DOKU.ARTS
Zeughauskino Berlin
09.09.–27.09.2015

Nicolas Roeg: It’s About Time

Nicolas Roeg enjoys an exceptional place in the annals of modern British film-making, first as a cinematographer (Far From the Madding Crowd, Lawrence of Arabia, Dr Zhivago) subsequently as the director or co-director of memorably idiosyncratic movies such as Performance (1970), Walkabout (1971), Don’t Look Now (1973), The Man Who Fell to Earth (1976) and Bad Timing (1980).

Roeg has always had a fine touch with actors, eliciting memorably sexy performances from (among other modern icons) Mick Jagger, David Bowie and Julie Christie. His carefully crafted movies experiment in intriguing ways with the conventions of narrative cinema, for, among other skills, Roeg has always been a superb editor, lending his films – or the best of them – a brilliant mosaic-like quality.

This sense of mosaic (whether speeding up time, or putting it into reverse) has been captured in David Thompson’s new essay on Roeg commissioned by the BBC to celebrate the director’s 87th birthday. Thompson’s documentary ranges across Roeg’s career with a fine freedom, showing extended extracts from the films, and pausing to interview professional colleagues such as Danny Boyle and Mike Figgis who speak of him with admiration and discernment. At the centre of the film is Roeg himself, modest and articulate, still in his old age talking about a lifetime’s commitment to cinema with rare conviction and enthusiasm.

David Thompson

After graduating from Cambridge University, David Thompson worked in film distribution and exhibition before joining BBC Television as a film programmer.
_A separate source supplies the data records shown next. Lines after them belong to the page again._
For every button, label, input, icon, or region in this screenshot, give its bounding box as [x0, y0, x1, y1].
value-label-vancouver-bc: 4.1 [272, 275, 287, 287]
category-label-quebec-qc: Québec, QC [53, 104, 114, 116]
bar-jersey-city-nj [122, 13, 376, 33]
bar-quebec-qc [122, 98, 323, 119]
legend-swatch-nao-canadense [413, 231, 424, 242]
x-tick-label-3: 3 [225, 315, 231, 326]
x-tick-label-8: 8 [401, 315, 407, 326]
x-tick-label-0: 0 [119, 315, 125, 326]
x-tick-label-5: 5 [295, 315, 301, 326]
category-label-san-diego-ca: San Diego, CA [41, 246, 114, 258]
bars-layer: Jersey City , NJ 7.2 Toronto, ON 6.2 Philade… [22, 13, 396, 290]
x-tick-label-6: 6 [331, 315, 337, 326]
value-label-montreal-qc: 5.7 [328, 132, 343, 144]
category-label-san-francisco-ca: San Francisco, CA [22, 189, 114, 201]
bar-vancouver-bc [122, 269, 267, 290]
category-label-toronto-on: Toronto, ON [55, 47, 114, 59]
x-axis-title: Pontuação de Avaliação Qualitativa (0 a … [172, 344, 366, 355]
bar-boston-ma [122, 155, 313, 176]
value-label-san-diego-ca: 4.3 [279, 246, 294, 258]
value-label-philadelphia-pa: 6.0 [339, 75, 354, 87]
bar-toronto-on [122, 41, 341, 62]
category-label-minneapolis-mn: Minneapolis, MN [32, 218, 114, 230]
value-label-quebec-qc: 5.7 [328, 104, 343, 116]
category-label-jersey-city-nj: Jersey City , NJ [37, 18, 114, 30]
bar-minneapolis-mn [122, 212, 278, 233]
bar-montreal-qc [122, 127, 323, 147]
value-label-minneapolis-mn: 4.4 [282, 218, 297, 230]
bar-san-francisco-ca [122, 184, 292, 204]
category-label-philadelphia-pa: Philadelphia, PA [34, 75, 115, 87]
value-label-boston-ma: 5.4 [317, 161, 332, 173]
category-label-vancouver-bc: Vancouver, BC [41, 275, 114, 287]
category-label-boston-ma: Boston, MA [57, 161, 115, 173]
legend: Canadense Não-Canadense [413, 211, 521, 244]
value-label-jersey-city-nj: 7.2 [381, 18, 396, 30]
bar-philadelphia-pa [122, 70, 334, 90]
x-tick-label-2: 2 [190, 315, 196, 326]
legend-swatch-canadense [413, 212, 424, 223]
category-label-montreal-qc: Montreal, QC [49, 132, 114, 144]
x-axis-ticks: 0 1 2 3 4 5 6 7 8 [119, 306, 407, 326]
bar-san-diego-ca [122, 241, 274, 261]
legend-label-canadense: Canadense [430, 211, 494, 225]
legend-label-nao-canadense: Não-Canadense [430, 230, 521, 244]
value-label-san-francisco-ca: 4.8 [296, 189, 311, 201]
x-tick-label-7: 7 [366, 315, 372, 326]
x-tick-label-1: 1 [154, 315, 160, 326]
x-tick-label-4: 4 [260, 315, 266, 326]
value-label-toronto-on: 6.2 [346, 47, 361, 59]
Following The Film Club series, he produced numerous documentaries on the arts, including the artist Mark Rothko and such film directors as Jean Renoir, Quentin Tarantino, Milos Forman, Paul Verhoeven, and Robert Altman. He has also edited the books Scorsese on Scorsese, Levinson on Levinson and Altman on Altman, and is a regular contributor to such magazines as Sight and Sound. In the USA he has made Musicals, Great Musicals and in France three contributions to the series on classic films, Il etait une fois (Notorious, In The Realm of the Senses and À nos amours). For BBC’s long-running Arena series, he has made films on Roberto Rossellini, Ingmar Bergman and others.